23. Nach der Urteilsqualität kommt die Modalität des Urteils zur Sprache. Hier wird eine Kritik der kantischen Einteilung gegeben, die die Urteile ihrer Modalität nach scheidet in problematisch, assertorische und apodiktische.

MARTY läßt an der Bestimmung KANTs gelten, "daß die Modalität des Urteils nichts zum Inhalt des Urteils beiträgt", im Übrigen aber weicht er darin von KANT - und nicht unbeträchtlich auch von LEIBNIZ und BRENTANO - ab, daß er als Modalität den Charakter der Evidenz und Blindheit betrachtet; erst das evidente Urteil weist die Unterschiede von "begreifender, apodiktischer oder Vernunftevidenz" (vérité de raison) einerseits und von "bloß bemerkender, nicht begreifender, assertorischer oder Tatsachenevidenz" (vérité de fait) andererseits auf. Von der Evidenz gilt jenes Wort KANTs, daß sie die Inhaltsseite nichts angeht, d. h. nichts beiträgt zu dem, was sein muß, damit das Urteil richtig ist. Blindheit des Urteils ist eine bloße Privation. Richtigkeit und Unrichtigkeit hängt nicht von der Evidenz ab, sonst könnte ja ein blindes Urteil niemals richtig sein und es wäre auch unmöglich, daß ein assertorisches und ein apodiktisches Urteil über denselben Gegenstand richtig wären. Nach ARISTOTELES und BRENTANO gehört der Begriff des Evidenten nicht zum Begriff des Apodiktischen. In dieser Frage hat sich MARTY von beiden entfernt. Zum Begriff des Unmöglich-Seienden gehört jetzt nach MARTY der Begriff des Apodiktisch-Evidenten.

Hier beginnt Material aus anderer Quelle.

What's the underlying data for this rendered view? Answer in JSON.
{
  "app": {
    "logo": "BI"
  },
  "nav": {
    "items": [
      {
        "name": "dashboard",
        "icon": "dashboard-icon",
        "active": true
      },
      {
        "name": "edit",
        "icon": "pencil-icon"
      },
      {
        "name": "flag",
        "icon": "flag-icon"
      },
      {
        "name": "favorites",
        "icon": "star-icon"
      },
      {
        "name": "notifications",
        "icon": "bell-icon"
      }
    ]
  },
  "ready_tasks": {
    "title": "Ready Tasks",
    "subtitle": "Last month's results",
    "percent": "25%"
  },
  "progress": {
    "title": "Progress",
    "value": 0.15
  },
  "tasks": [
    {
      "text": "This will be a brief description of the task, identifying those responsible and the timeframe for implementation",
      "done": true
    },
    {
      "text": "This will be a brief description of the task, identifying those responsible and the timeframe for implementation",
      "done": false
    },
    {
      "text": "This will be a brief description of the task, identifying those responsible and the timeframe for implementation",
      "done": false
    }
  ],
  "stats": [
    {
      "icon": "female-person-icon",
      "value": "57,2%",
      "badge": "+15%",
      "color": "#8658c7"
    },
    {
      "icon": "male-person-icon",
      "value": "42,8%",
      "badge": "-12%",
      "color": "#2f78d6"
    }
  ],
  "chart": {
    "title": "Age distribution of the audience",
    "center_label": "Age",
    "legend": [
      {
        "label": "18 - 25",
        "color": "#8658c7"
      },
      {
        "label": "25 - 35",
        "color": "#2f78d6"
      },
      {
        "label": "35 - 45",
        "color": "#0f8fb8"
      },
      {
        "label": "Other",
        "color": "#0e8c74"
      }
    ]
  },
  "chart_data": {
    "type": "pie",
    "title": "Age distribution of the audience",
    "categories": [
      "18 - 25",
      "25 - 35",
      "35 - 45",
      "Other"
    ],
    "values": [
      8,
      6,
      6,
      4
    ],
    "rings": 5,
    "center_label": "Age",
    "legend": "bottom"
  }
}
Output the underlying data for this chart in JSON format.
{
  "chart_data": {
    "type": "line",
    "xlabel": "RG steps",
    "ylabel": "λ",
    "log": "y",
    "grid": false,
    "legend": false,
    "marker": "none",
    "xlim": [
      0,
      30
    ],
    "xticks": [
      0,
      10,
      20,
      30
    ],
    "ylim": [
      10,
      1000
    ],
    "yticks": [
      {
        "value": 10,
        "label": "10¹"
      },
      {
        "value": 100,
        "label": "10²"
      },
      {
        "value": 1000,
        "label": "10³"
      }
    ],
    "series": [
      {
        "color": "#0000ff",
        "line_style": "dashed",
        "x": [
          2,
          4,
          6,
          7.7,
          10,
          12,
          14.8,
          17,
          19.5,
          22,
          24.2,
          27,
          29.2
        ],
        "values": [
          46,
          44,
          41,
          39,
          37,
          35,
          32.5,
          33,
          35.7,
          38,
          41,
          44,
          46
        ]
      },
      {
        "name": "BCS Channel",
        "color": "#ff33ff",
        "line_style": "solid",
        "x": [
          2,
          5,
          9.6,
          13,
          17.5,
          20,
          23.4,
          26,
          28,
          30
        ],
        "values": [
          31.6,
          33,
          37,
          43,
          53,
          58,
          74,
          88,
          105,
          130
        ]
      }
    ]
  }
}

Notwendig ist, was an und für sich von einem entsprechend disponierten ("idealen" Verstand begriffen werden kann; an und für sich ist also alles apodiktisch erkennbar. Der Begriff des Seienden und des Notwendig-Seienden haben für uns verschiedenen Inhalt, aber den gleichen Umfang. Derselbe Sachverhalt entspricht beiden Begriffen. Ist auch alles an uns für sich apodiktisch erkennbar, d. h. notwendig, so doch nicht alles "durch sie notwendig"; gar vieles ist nur mittelbar erkennbar, und zwar nicht nur für uns, sondern für jeden Verstand nicht anders als mittelbar notwendig erkennbar.

Das Apodiktische fällt aber nicht, wie KANT glaubt, zusammen mit dem "Allgemein-Notwendigen". Es gibt auch apodiktisch zu Bejahendes, das nicht allgemein ist; das haben MARTYs Untersuchungen über den Zeitbegriff einerseits, andererseits jene über die evidenten Prädikationen der "inneren Wahrnehmung" gezeigt, die sich auf Individuelles beziehen und doch apodiktisch sind. (28)

Unsere apriorischen Urteile kann man als durch die Betrachtung der Vorstellungen verursacht bezeichnen, wenn man darunter die materiale Ursache versteht, und unter Betrachten ein Analysieren, Sich-klar-machen, Deuten.

Die Urteile, die für uns apodiktisch sind, haben eine besondere Materie und eine besondere Genesis.

Die Untersuchungen dieses Kapitels sind von größter Wichtigkeit (29); sie führen unter anderem auch zu neuen Konsequenzen für die Lehre vom Schluß.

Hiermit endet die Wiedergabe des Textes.